Uma gestão do governo peruano para abrir um canal de diálogo com os líderes de uma greve em Cajamarca (norte do Peru) contra o projeto mineiro Conga, da empresa Yanacocha, foi concluída sem resultados, informou nesta quinta-feira um emissário governamental.

“Vim buscar a possibilidade de um diálogo e definir pontos de uma agenda para o diálogo (mas), isso não foi possível”, disse em Cajamarca ao Canal N de Lima Victor Caballero, chefe do Escritório de Gestão de Conflitos Sociais, que depende do primeiro-ministro, Salomón Lerner.

O funcionário reuniu-se com o governador da região Cajamarca, Gregorio Santos, que – segundo explicou – respondeu que o governo não deve suspender, mas cancelar definitivamente, o projeto Conga, que busca extrair ouro e cobre nas alturas andinas de Cajamarca.
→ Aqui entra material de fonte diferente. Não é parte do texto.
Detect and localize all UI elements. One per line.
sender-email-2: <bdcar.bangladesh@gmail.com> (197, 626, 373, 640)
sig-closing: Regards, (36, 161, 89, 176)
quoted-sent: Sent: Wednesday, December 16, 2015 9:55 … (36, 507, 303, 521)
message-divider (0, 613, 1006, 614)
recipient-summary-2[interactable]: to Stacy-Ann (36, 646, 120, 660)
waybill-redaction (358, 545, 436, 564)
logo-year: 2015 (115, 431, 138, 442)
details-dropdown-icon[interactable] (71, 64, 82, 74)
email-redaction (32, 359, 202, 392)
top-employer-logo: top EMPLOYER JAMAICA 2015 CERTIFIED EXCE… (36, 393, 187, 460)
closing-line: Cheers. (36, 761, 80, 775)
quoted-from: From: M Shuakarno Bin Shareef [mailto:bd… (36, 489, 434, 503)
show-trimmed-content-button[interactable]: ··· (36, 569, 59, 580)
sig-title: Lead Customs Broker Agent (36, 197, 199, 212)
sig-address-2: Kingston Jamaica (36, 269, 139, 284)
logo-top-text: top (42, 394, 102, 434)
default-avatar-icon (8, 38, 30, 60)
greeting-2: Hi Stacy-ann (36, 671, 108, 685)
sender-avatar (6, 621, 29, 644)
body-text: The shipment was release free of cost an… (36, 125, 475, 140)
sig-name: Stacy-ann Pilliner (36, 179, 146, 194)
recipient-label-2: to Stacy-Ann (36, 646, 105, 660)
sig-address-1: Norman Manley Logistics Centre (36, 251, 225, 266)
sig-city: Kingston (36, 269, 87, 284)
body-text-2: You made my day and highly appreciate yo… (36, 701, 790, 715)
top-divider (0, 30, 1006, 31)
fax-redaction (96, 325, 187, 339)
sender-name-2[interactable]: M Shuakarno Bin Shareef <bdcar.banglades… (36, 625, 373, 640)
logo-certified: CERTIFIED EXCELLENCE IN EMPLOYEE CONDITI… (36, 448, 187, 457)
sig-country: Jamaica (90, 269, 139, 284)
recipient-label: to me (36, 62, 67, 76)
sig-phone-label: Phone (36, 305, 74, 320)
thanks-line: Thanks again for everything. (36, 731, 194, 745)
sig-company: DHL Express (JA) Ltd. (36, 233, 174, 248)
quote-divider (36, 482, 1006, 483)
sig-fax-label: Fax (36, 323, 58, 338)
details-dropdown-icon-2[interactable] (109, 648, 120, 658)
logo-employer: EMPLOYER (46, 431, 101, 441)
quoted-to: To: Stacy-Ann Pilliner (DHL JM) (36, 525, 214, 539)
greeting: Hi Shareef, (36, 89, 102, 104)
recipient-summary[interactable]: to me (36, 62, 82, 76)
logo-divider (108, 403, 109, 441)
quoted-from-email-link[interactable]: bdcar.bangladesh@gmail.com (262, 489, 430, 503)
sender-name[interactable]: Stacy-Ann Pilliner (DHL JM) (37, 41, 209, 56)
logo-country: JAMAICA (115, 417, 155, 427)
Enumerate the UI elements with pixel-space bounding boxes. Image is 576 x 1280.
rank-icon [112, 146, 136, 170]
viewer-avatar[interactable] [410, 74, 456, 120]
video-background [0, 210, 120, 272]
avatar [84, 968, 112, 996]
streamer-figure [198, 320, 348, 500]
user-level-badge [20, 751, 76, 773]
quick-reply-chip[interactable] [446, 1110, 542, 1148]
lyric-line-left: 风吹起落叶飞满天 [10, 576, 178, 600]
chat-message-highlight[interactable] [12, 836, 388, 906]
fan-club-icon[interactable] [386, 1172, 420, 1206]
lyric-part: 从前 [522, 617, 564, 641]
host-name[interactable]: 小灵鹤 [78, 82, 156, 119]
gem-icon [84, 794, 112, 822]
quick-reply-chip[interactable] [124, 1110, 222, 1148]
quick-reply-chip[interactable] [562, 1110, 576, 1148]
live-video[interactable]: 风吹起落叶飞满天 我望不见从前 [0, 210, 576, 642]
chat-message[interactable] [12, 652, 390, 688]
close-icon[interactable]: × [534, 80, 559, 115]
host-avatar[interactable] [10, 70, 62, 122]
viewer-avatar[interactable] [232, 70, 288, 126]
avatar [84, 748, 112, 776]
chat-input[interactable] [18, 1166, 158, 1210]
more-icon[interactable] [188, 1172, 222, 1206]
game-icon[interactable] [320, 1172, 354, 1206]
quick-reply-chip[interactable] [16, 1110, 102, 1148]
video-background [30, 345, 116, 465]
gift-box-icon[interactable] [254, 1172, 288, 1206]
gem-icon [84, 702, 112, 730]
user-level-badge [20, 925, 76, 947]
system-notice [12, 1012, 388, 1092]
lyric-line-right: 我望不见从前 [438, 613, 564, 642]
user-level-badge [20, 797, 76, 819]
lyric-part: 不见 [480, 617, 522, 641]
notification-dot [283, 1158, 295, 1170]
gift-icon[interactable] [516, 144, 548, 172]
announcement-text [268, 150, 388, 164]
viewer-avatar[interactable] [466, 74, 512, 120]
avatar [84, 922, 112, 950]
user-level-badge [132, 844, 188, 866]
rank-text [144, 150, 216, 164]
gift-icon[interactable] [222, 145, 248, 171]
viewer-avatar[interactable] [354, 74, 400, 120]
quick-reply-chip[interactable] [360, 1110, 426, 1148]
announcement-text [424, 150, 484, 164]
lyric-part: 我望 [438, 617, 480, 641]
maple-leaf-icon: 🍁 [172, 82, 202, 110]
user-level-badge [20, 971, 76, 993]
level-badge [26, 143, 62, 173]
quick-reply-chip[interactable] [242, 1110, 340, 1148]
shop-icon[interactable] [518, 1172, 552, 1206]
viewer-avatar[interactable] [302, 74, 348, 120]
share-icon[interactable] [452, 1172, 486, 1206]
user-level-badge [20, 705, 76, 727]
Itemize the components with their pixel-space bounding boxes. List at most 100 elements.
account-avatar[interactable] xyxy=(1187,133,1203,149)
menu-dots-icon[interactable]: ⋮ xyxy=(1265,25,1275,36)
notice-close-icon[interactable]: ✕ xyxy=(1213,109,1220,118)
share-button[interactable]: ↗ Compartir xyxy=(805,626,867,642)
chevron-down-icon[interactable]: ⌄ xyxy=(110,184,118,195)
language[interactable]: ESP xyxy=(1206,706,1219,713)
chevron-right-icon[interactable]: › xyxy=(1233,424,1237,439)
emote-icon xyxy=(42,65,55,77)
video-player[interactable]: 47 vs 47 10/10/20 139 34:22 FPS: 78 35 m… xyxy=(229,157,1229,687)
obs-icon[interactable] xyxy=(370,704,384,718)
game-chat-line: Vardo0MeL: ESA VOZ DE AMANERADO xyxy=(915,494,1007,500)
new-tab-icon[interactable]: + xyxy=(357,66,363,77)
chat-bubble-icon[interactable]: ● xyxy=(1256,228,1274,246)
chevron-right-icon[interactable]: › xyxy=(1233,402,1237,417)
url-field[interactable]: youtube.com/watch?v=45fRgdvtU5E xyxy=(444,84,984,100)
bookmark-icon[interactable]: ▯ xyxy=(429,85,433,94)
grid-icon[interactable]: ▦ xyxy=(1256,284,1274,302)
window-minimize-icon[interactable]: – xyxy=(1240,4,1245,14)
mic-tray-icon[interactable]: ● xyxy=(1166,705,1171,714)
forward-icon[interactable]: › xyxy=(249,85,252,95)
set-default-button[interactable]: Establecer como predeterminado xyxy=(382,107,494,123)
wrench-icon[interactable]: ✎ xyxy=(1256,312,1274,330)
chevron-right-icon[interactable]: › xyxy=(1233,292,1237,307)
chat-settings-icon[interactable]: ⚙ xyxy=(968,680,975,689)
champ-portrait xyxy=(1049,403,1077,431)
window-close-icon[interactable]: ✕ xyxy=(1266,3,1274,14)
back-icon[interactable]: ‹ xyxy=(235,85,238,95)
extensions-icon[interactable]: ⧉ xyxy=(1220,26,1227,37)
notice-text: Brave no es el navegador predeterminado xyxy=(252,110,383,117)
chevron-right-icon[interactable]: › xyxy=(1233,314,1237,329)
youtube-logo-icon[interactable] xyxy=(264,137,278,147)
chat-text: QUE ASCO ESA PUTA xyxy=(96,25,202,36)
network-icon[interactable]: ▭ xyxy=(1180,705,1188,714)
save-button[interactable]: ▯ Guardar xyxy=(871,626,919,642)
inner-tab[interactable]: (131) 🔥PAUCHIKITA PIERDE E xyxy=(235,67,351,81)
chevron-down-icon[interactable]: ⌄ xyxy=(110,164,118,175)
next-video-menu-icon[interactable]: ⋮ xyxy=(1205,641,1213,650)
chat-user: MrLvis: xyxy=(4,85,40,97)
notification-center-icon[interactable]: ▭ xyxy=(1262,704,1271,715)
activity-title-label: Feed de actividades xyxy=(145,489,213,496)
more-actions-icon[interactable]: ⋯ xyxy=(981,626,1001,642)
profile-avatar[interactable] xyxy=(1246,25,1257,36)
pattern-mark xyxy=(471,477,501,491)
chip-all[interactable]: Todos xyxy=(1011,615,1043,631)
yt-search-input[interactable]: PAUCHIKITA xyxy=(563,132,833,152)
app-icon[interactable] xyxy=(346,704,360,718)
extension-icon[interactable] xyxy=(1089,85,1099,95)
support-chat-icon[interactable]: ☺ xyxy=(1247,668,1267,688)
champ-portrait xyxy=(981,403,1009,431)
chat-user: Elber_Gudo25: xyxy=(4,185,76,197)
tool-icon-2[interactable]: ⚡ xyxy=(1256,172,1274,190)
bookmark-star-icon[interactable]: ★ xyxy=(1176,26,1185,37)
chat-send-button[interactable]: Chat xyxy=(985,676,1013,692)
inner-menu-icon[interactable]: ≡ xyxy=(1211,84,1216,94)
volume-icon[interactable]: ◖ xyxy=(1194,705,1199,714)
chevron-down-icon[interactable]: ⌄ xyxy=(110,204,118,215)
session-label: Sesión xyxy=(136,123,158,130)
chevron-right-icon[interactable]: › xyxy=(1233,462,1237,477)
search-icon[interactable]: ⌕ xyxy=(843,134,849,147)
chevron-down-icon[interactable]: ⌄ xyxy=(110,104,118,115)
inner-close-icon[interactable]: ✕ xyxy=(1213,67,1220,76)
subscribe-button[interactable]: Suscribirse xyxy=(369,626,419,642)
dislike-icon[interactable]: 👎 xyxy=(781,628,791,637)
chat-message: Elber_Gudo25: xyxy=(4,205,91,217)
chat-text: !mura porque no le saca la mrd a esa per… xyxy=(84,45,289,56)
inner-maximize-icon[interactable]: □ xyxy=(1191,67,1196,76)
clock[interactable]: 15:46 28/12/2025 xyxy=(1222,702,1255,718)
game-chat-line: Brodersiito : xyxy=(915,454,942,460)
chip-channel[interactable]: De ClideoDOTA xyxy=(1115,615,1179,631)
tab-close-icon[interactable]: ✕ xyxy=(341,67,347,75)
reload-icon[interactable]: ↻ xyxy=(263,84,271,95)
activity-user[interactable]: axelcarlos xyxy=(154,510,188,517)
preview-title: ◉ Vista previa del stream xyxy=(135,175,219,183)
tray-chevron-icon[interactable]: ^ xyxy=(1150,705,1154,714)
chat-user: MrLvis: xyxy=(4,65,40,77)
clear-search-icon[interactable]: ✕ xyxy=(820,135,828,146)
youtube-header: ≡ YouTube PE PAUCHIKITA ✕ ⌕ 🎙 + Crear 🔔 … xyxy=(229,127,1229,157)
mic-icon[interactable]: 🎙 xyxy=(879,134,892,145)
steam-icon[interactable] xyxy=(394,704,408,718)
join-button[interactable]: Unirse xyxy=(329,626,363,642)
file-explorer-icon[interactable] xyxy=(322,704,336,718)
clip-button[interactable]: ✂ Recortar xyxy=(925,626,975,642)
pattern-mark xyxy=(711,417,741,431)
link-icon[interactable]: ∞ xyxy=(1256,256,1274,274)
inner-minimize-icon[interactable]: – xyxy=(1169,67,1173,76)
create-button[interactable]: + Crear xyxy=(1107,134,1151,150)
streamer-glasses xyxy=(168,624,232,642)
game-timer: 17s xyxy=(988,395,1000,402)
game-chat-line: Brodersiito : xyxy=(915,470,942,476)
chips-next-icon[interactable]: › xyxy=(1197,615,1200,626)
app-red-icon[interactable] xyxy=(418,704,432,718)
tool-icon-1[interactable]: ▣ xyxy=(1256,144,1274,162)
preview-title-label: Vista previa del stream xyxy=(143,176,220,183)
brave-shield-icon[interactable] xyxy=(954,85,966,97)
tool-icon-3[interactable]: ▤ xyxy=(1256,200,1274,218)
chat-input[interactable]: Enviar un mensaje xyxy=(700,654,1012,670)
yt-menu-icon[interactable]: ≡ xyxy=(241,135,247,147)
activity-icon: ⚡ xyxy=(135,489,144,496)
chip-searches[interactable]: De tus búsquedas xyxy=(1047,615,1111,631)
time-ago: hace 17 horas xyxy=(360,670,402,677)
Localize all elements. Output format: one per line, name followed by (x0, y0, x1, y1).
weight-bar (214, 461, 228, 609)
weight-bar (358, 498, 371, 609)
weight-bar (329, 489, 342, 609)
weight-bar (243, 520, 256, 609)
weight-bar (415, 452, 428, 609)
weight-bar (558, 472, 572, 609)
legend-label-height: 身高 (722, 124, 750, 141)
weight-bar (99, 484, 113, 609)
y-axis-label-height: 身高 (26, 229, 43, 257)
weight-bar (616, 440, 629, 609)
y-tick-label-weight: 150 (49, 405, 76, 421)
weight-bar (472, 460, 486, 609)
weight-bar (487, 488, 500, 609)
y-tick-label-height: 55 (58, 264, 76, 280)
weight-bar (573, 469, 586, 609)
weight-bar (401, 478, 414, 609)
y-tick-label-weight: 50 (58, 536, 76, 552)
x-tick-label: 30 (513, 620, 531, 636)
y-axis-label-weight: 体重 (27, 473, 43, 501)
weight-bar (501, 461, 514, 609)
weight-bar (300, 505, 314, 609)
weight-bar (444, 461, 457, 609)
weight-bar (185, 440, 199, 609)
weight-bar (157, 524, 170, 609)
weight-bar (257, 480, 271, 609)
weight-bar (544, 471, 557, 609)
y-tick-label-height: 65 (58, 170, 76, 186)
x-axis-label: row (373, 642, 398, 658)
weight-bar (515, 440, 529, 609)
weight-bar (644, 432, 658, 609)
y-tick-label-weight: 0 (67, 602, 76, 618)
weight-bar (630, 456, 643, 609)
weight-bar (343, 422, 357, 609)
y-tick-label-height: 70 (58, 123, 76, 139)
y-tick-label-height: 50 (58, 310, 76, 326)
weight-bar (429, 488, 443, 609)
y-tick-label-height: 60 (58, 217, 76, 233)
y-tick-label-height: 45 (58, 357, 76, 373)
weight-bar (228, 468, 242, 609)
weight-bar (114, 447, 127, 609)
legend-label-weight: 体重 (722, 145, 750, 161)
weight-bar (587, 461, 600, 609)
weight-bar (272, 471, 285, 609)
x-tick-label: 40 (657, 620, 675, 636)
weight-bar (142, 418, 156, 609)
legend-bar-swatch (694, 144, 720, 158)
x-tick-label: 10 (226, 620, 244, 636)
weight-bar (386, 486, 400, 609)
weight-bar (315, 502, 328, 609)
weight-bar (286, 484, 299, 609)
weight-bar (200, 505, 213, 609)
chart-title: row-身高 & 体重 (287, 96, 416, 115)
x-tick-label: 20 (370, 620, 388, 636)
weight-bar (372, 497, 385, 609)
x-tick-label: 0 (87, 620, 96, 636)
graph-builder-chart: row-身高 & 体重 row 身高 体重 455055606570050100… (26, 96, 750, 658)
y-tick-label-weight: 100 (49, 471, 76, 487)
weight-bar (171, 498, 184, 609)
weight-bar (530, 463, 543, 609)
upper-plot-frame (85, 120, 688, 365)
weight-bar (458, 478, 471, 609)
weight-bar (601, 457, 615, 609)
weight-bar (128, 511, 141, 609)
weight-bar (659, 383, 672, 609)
A greve completa nesta quinta-feira seu oitavo dia e continua apesar de a mineira Yanachocha, propriedade da gigante americana Newmont, ter anunciado na noite de terça-feira que suspendia o projeto diante de uma exigência do governo para que fosse restabelecida a tranquilidade e a paz social nessa região.

Caballero considerou “lamentável” a postura do governador regional, e afirmou que um diálogo não pode ser iniciado com condicionantes.

A primeira-dama peruana, Nadine Heredia, escreveu na rede social Facebook que “o diálogo precisa abrir espaço e conseguir que a violência cesse. Temos que nos escutar pelo bem-estar de Cajamarca. Não podemos nos negar essa oportunidade”.

Em Cajamarca, a greve por tempo indefinido continua, mas o Comitê Único de Luta, que a convocou, concordou em desbloquear as estradas que estavam cortadas com troncos e pedras.

O governador Santos disse nesta quinta-feira que os piquetes de grevistas permitirão a passagem de veículos para evitar a possibilidade de desabastecimento de alimentos e combustível.

A população de Cajamarca, 850 km a nordeste de Lima e com 220.000 habitantes, se opõem ao projeto Conga que prevê secar quatro lagoas nas regiões altas para proceder com a exploração mineira. O projeto prevê uma transposição das águas para quatro reservatórios para garantir o fornecimento de água.

No entanto, a população afirma que isso afetará o ecossistema das lagoas e temem ficar sem água para consumo e para a agricultura.